Mme Tran Thi Hoa, la fille aînée de M. Niem, a confié : « Mon père a mené une vie simple et laborieuse. Tout en s’engageant dans le travail social, il a également géré les finances familiales et élevé sept enfants jusqu’à l’âge adulte. Malgré son âge avancé, il prend toujours soin de lui, lit quotidiennement et conserve son mode de vie modeste d’antan. »

Ce qui est admirable, c'est que cette tradition continue d'être préservée de génération en génération.
La plus jeune fille de M. Niem, Mme Tran Thi Tham, a été élue par le peuple chef du village pendant près de 20 ans (avant cela, son mari (le gendre de M. Niem) avait également occupé cette fonction).
Animée d'un sens aigu des responsabilités et fidèle à la devise « les actes valent mieux que les paroles », Mme Tham, de concert avec le comité du Parti et le conseil municipal, a mobilisé les efforts de la population pour construire un système de transport, un centre culturel, un terrain de sport, etc., contribuant ainsi à faire de ce quartier résidentiel un exemple brillant du mouvement visant à construire de nouvelles zones rurales modernes et des villages intelligents.
Selon Mme Tham, la plus grande leçon que son père lui a laissée n'était pas les médailles ou les postes qu'il occupait, mais l'éthique d'un cadre et d'un membre du parti.
« Mon père nous a toujours dit que lorsqu'on travaille pour le peuple, il faut être sincère, responsable et transparent pour gagner sa confiance », a-t-elle déclaré.


Lors de notre conversation, Tran Dinh Niem, membre vétéran du Parti, était encore ému en se remémorant le moment où il a reçu l'insigne commémoratif de ses 80 ans d'adhésion au Parti.
Lors de la cérémonie de remise de l'insigne des 80 ans d'adhésion au Parti aux vétérans, le camarade Nguyen Khac Than, secrétaire du Comité provincial du Parti et chef de la délégation de la province de Nghệ An à l'Assemblée nationale, a exprimé son émotion : « Tout au long de leurs activités et de leur travail révolutionnaires, quelles que soient leur position ou leur situation, les vétérans du Parti ont toujours maintenu leurs convictions, assumé leurs responsabilités, donné le bon exemple en matière d'éthique et de vie, et sont restés étroitement liés à la population et à l'organisation du Parti dans leur lieu de résidence.

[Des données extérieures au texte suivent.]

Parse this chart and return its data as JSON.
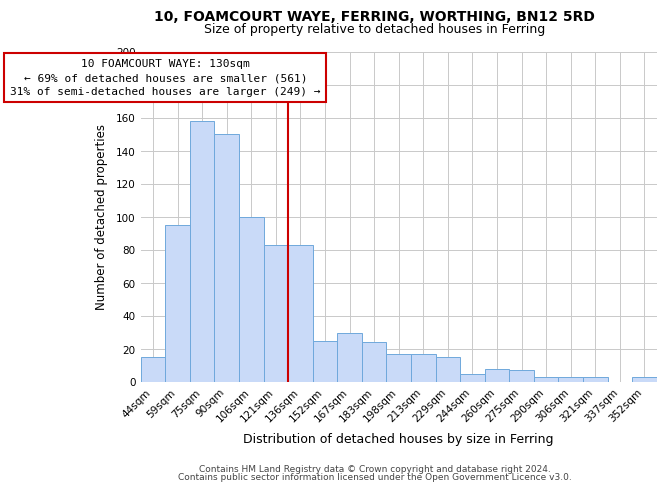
{
  "title": "10, FOAMCOURT WAYE, FERRING, WORTHING, BN12 5RD",
  "subtitle": "Size of property relative to detached houses in Ferring",
  "xlabel": "Distribution of detached houses by size in Ferring",
  "ylabel": "Number of detached properties",
  "categories": [
    "44sqm",
    "59sqm",
    "75sqm",
    "90sqm",
    "106sqm",
    "121sqm",
    "136sqm",
    "152sqm",
    "167sqm",
    "183sqm",
    "198sqm",
    "213sqm",
    "229sqm",
    "244sqm",
    "260sqm",
    "275sqm",
    "290sqm",
    "306sqm",
    "321sqm",
    "337sqm",
    "352sqm"
  ],
  "values": [
    15,
    95,
    158,
    150,
    100,
    83,
    83,
    25,
    30,
    24,
    17,
    17,
    15,
    5,
    8,
    7,
    3,
    3,
    3,
    0,
    3
  ],
  "bar_color": "#c9daf8",
  "bar_edge_color": "#6fa8dc",
  "ylim": [
    0,
    200
  ],
  "yticks": [
    0,
    20,
    40,
    60,
    80,
    100,
    120,
    140,
    160,
    180,
    200
  ],
  "vline_x": 5.5,
  "vline_color": "#cc0000",
  "annotation_title": "10 FOAMCOURT WAYE: 130sqm",
  "annotation_line1": "← 69% of detached houses are smaller (561)",
  "annotation_line2": "31% of semi-detached houses are larger (249) →",
  "annotation_box_color": "#ffffff",
  "annotation_box_edge": "#cc0000",
  "footer1": "Contains HM Land Registry data © Crown copyright and database right 2024.",
  "footer2": "Contains public sector information licensed under the Open Government Licence v3.0.",
  "background_color": "#ffffff",
  "grid_color": "#c9c9c9",
  "title_fontsize": 10,
  "subtitle_fontsize": 9,
  "xlabel_fontsize": 9,
  "ylabel_fontsize": 8.5,
  "tick_fontsize": 7.5,
  "annotation_fontsize": 8,
  "footer_fontsize": 6.5
}
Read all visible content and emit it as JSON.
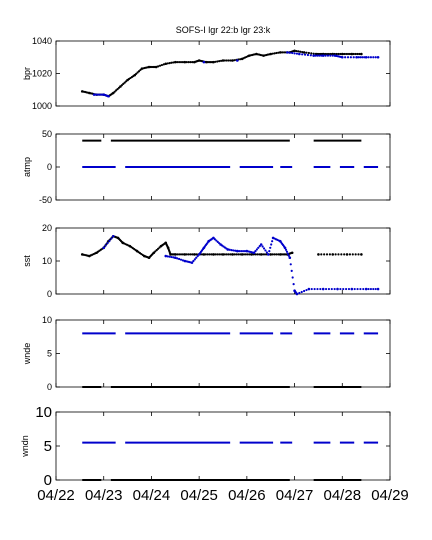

Ces qualités constituent un patrimoine spirituel inestimable qu'il convient de chérir, de préserver, de diffuser et de promouvoir… »
Ce n'est pas seulement sa fierté, mais aussi celle de ses descendants, de sa famille, de son clan et de sa ville natale.




Quatre-vingts ans au sein du Parti, c'était quatre-vingts ans de fidélité inébranlable au serment communiste, à travers la guerre, la paix, les épreuves et les réformes. Sa vie est à l'image des vers simples qu'il relate dans ses mémoires :« Je vis grâce aux bénédictions de la Nation, du peuple, du Parti et de l'Oncle Hô / Depuis ma jeunesse jusqu'à aujourd'hui, mes cheveux ont blanchi... »
Un siècle s'est écoulé, mais la flamme des idéaux qui animait ce vétéran du parti continue de briller intensément, devenant un précieux héritage spirituel pour ses descendants et les générations futures.